We walked along a cobbled street lined with shops of varying description and usefulness. I noticed a tailor, a hardware store, a mender, Dorian’s photographic studio, a combination wool shop and haberdasher’s and a Head Office-approved forksmith. Tommo pointed out people of interest, and introduced me if he thought it appropriate.
“That’s Bunty McMustard. The most poisonous woman in the village.”
“We’ve met already.”
“Then you’ll know. When she succeeds in prizing Courtland out of Melanie, the offspring will be so devious they’ll spontaneously combust—but you didn’t hear me say that.”
“Of course not.” But I was thinking about Rusty Hill. “You said you could fix things, Tommo.”
“Most things. Courtland was overplaying it when he said ‘anything.’ ”
“My dad’s going to Rusty Hill tomorrow, and I need a reason to go there with him.”
He bit his lip. “Do you know how many people died in the Mildew outbreak? Eighteen hundred. If I was truly without respect for the Rules—which I’m not, by the way—I’d be over there like a shot. There have to be at least a hundred spoons kicking around—and if I can find one with a postcode that is unregistered, it means we can add another worker to the Collective, and any village will pay handsomely to boost their population. Pots of cash, see—but I still wouldn’t go.”
“Why?”
He looked around and lowered his voice. “Pookas!”
“There’s no such thing as Pookas. It says so in the Rules.”
“That’s what everyone at Rusty Hill thought. But there were stories. So are you sure you want to go?”
“Are you sure you want the Lincoln?”
“Leave it with me,” he said, thinking hard. “I might be able to come up with something.”
We passed the janitor’s workshop, where a battered Ford Model T was being judiciously oiled by a man in coveralls.
“Hello, Spoonpacker,” he said, addressing Tommo. “Is that Master Russett you have with you?”
“That’s me,” I answered.
“Welcome to East Carmine,” he said with a mildly superior air. “I’m Carlos Fandango, the janitor. Is Tommo here giving you the grand tour?”
I nodded.
“Good show. Fine fellow, but don’t lend him any money.”
“Sell his own granny, would he?”
“You heard about that? Terrible business.”
“At least I can tell when a tomato is ripe,” retorted Tommo, who didn’t much care for having his besmirched family name besmirched even further. The tomato comment was a demeritable breach of protocol, not to mention downright rude. Fandango, however, simply ignored him, and told me that he would be taking my father to Rusty Hill tomorrow, and would be outside the house at eight o’clock sharp.
I said I’d relay the message. Tommo, hot with indignation that his insult had had no effect, tugged on my sleeve and said we had to move on.

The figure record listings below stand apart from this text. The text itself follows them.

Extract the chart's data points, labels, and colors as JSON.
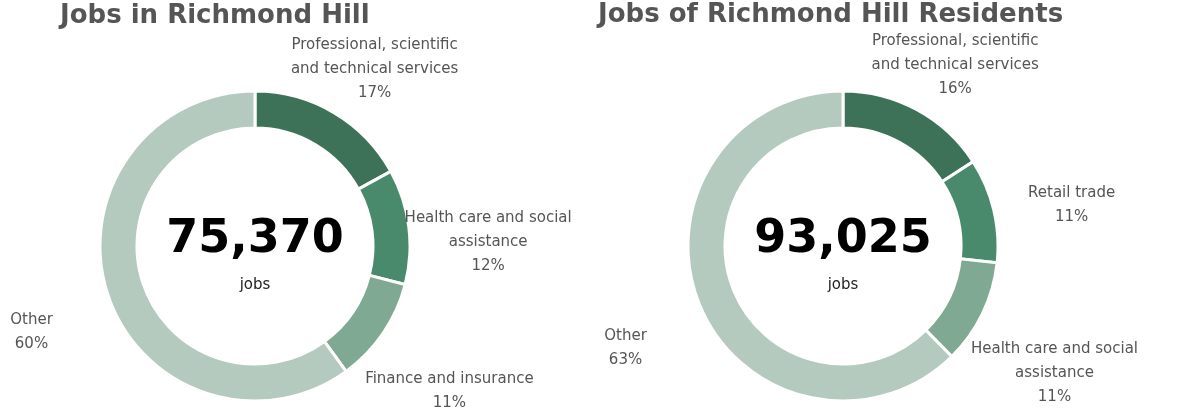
{
  "chart_data": [
    {
      "type": "donut",
      "title": "Jobs in Richmond Hill",
      "categories": [
        "Professional, scientific and technical services",
        "Health care and social assistance",
        "Finance and insurance",
        "Other"
      ],
      "values": [
        17,
        12,
        11,
        60
      ],
      "value_labels": [
        "17%",
        "12%",
        "11%",
        "60%"
      ],
      "colors": [
        "#3d7259",
        "#4a8a6c",
        "#80a993",
        "#b5cabe"
      ],
      "annotations": [
        "75,370",
        "jobs"
      ]
    },
    {
      "type": "donut",
      "title": "Jobs of Richmond Hill Residents",
      "categories": [
        "Professional, scientific and technical services",
        "Retail trade",
        "Health care and social assistance",
        "Other"
      ],
      "values": [
        16,
        11,
        11,
        63
      ],
      "value_labels": [
        "16%",
        "11%",
        "11%",
        "63%"
      ],
      "colors": [
        "#3d7259",
        "#4a8a6c",
        "#80a993",
        "#b5cabe"
      ],
      "annotations": [
        "93,025",
        "jobs"
      ]
    }
  ]
}
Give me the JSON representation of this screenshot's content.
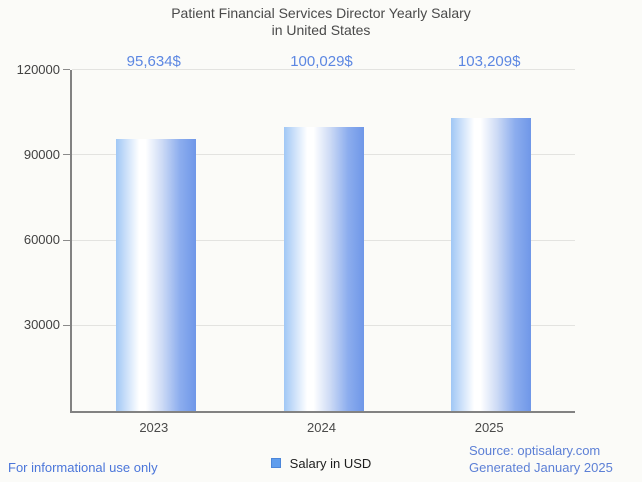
{
  "title": {
    "line1": "Patient Financial Services Director Yearly Salary",
    "line2": "in United States"
  },
  "chart_data": {
    "type": "bar",
    "title": "Patient Financial Services Director Yearly Salary in United States",
    "categories": [
      "2023",
      "2024",
      "2025"
    ],
    "values": [
      95634,
      100029,
      103209
    ],
    "value_labels": [
      "95,634$",
      "100,029$",
      "103,209$"
    ],
    "xlabel": "",
    "ylabel": "",
    "ylim": [
      0,
      120000
    ],
    "yticks": [
      120000,
      90000,
      60000,
      30000
    ],
    "ytick_labels": [
      "120000",
      "90000",
      "60000",
      "30000"
    ],
    "grid": true,
    "legend_position": "bottom",
    "bar_gradient": [
      "#a0c7f5",
      "#ffffff",
      "#6f97e8"
    ]
  },
  "legend": {
    "label": "Salary in USD",
    "swatch_color": "#5f9ded"
  },
  "footer": {
    "disclaimer": "For informational use only",
    "source": "Source: optisalary.com",
    "generated": "Generated January 2025"
  },
  "colors": {
    "background": "#fbfbf8",
    "title_text": "#4a4a4a",
    "value_label_blue": "#5c87e2",
    "footer_blue": "#4b76da",
    "axis_gray": "#828282",
    "grid_gray": "#e3e3e0"
  }
}
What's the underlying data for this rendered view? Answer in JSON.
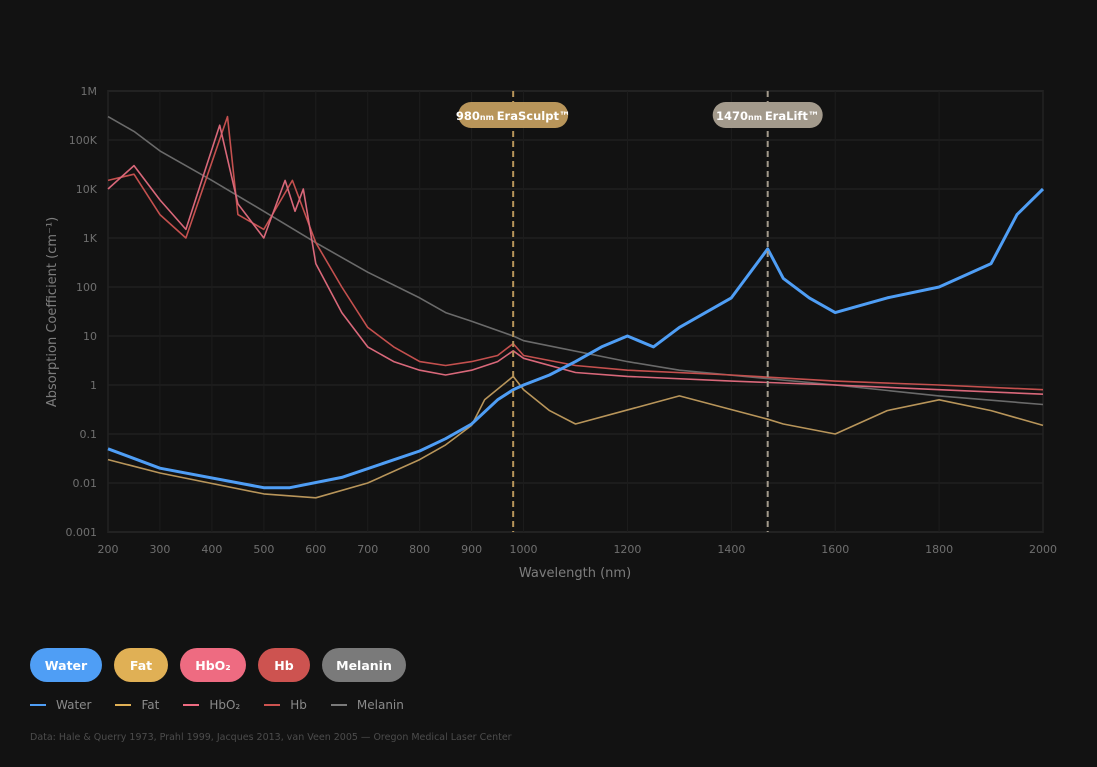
{
  "chart_data": {
    "type": "line",
    "title": "",
    "xlabel": "Wavelength (nm)",
    "ylabel": "Absorption Coefficient (cm⁻¹)",
    "xlim": [
      200,
      2000
    ],
    "ylim": [
      0.001,
      1000000
    ],
    "yscale": "log",
    "grid": true,
    "x_ticks": [
      "200",
      "300",
      "400",
      "500",
      "600",
      "700",
      "800",
      "900",
      "1000",
      "1200",
      "1400",
      "1600",
      "1800",
      "2000"
    ],
    "x_tick_values": [
      200,
      300,
      400,
      500,
      600,
      700,
      800,
      900,
      1000,
      1200,
      1400,
      1600,
      1800,
      2000
    ],
    "y_ticks": [
      "0.001",
      "0.01",
      "0.1",
      "1",
      "10",
      "100",
      "1K",
      "10K",
      "100K",
      "1M"
    ],
    "y_tick_values": [
      0.001,
      0.01,
      0.1,
      1,
      10,
      100,
      1000,
      10000,
      100000,
      1000000
    ],
    "markers": [
      {
        "x": 980,
        "wavelength": "980",
        "unit": "nm",
        "name": "EraSculpt™",
        "color": "#b8955a"
      },
      {
        "x": 1470,
        "wavelength": "1470",
        "unit": "nm",
        "name": "EraLift™",
        "color": "#a39a8c"
      }
    ],
    "series": [
      {
        "name": "Water",
        "color": "#4f9ef5",
        "width": 3,
        "points": [
          [
            200,
            0.05
          ],
          [
            300,
            0.02
          ],
          [
            500,
            0.008
          ],
          [
            550,
            0.008
          ],
          [
            650,
            0.013
          ],
          [
            800,
            0.045
          ],
          [
            850,
            0.08
          ],
          [
            900,
            0.16
          ],
          [
            950,
            0.5
          ],
          [
            980,
            0.8
          ],
          [
            1000,
            1.0
          ],
          [
            1050,
            1.6
          ],
          [
            1100,
            3
          ],
          [
            1150,
            6
          ],
          [
            1200,
            10
          ],
          [
            1250,
            6
          ],
          [
            1300,
            15
          ],
          [
            1400,
            60
          ],
          [
            1470,
            600
          ],
          [
            1500,
            150
          ],
          [
            1550,
            60
          ],
          [
            1600,
            30
          ],
          [
            1700,
            60
          ],
          [
            1800,
            100
          ],
          [
            1900,
            300
          ],
          [
            1950,
            3000
          ],
          [
            2000,
            10000
          ]
        ]
      },
      {
        "name": "Fat",
        "color": "#b8955a",
        "width": 1.6,
        "points": [
          [
            200,
            0.03
          ],
          [
            300,
            0.016
          ],
          [
            500,
            0.006
          ],
          [
            600,
            0.005
          ],
          [
            700,
            0.01
          ],
          [
            800,
            0.03
          ],
          [
            850,
            0.06
          ],
          [
            900,
            0.15
          ],
          [
            925,
            0.5
          ],
          [
            980,
            1.5
          ],
          [
            1000,
            0.8
          ],
          [
            1050,
            0.3
          ],
          [
            1100,
            0.16
          ],
          [
            1300,
            0.6
          ],
          [
            1470,
            0.2
          ],
          [
            1500,
            0.16
          ],
          [
            1600,
            0.1
          ],
          [
            1700,
            0.3
          ],
          [
            1800,
            0.5
          ],
          [
            1900,
            0.3
          ],
          [
            2000,
            0.15
          ]
        ]
      },
      {
        "name": "HbO₂",
        "color": "#d9687a",
        "width": 1.6,
        "points": [
          [
            200,
            10000
          ],
          [
            250,
            30000
          ],
          [
            300,
            6000
          ],
          [
            350,
            1500
          ],
          [
            415,
            200000
          ],
          [
            450,
            5000
          ],
          [
            500,
            1000
          ],
          [
            541,
            15000
          ],
          [
            560,
            3500
          ],
          [
            576,
            10000
          ],
          [
            600,
            300
          ],
          [
            650,
            30
          ],
          [
            700,
            6
          ],
          [
            750,
            3
          ],
          [
            800,
            2
          ],
          [
            850,
            1.6
          ],
          [
            900,
            2
          ],
          [
            950,
            3
          ],
          [
            980,
            5
          ],
          [
            1000,
            3.5
          ],
          [
            1100,
            1.8
          ],
          [
            1200,
            1.5
          ],
          [
            1400,
            1.2
          ],
          [
            1600,
            1.0
          ],
          [
            1800,
            0.8
          ],
          [
            2000,
            0.65
          ]
        ]
      },
      {
        "name": "Hb",
        "color": "#c4504e",
        "width": 1.6,
        "points": [
          [
            200,
            15000
          ],
          [
            250,
            20000
          ],
          [
            300,
            3000
          ],
          [
            350,
            1000
          ],
          [
            430,
            300000
          ],
          [
            450,
            3000
          ],
          [
            500,
            1500
          ],
          [
            555,
            15000
          ],
          [
            600,
            800
          ],
          [
            650,
            100
          ],
          [
            700,
            15
          ],
          [
            750,
            6
          ],
          [
            800,
            3
          ],
          [
            850,
            2.5
          ],
          [
            900,
            3
          ],
          [
            950,
            4
          ],
          [
            980,
            7
          ],
          [
            1000,
            4
          ],
          [
            1100,
            2.5
          ],
          [
            1200,
            2
          ],
          [
            1400,
            1.6
          ],
          [
            1600,
            1.2
          ],
          [
            1800,
            1.0
          ],
          [
            2000,
            0.8
          ]
        ]
      },
      {
        "name": "Melanin",
        "color": "#6a6a6a",
        "width": 1.6,
        "points": [
          [
            200,
            300000
          ],
          [
            250,
            150000
          ],
          [
            300,
            60000
          ],
          [
            400,
            15000
          ],
          [
            500,
            3500
          ],
          [
            600,
            800
          ],
          [
            700,
            200
          ],
          [
            800,
            60
          ],
          [
            850,
            30
          ],
          [
            900,
            20
          ],
          [
            980,
            10
          ],
          [
            1000,
            8
          ],
          [
            1200,
            3
          ],
          [
            1300,
            2
          ],
          [
            1600,
            1
          ],
          [
            1800,
            0.6
          ],
          [
            2000,
            0.4
          ]
        ]
      }
    ]
  },
  "filters": [
    {
      "label": "Water",
      "color": "#4f9ef5"
    },
    {
      "label": "Fat",
      "color": "#e0b055"
    },
    {
      "label": "HbO₂",
      "color": "#ee6b81"
    },
    {
      "label": "Hb",
      "color": "#cd5350"
    },
    {
      "label": "Melanin",
      "color": "#7a7a7a"
    }
  ],
  "legend": [
    {
      "label": "Water",
      "color": "#4f9ef5"
    },
    {
      "label": "Fat",
      "color": "#e0b055"
    },
    {
      "label": "HbO₂",
      "color": "#ee6b81"
    },
    {
      "label": "Hb",
      "color": "#cd5350"
    },
    {
      "label": "Melanin",
      "color": "#7a7a7a"
    }
  ],
  "source": "Data: Hale & Querry 1973, Prahl 1999, Jacques 2013, van Veen 2005 — Oregon Medical Laser Center"
}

“Fandango is only fourteen percent Purple,” said Tommo as we walked away. “He puts on all the airs and graces, but before his Ishihara he was a Grey. Four points lower and he’d be out in the fields or laying burlap in the factory. He has high hopes for cashing in on his daughter Imogen, though, who they think will turn out to be a fifty-percenter.”
“He married a strong Purple?”
“Quite the reverse.”
He pulled a faux-shocked face, indicating that the Chromatic disparity between parent and offspring might suggest a bit of fence leaping. And on this occasion, for profit.
“The Fandangos went to Vermillion to celebrate at the Green Dragon after being allocated an egg chit,” he explained. “The bridal suite there is known as the Rainbow Room—for a price, you can have whatever color child you want.”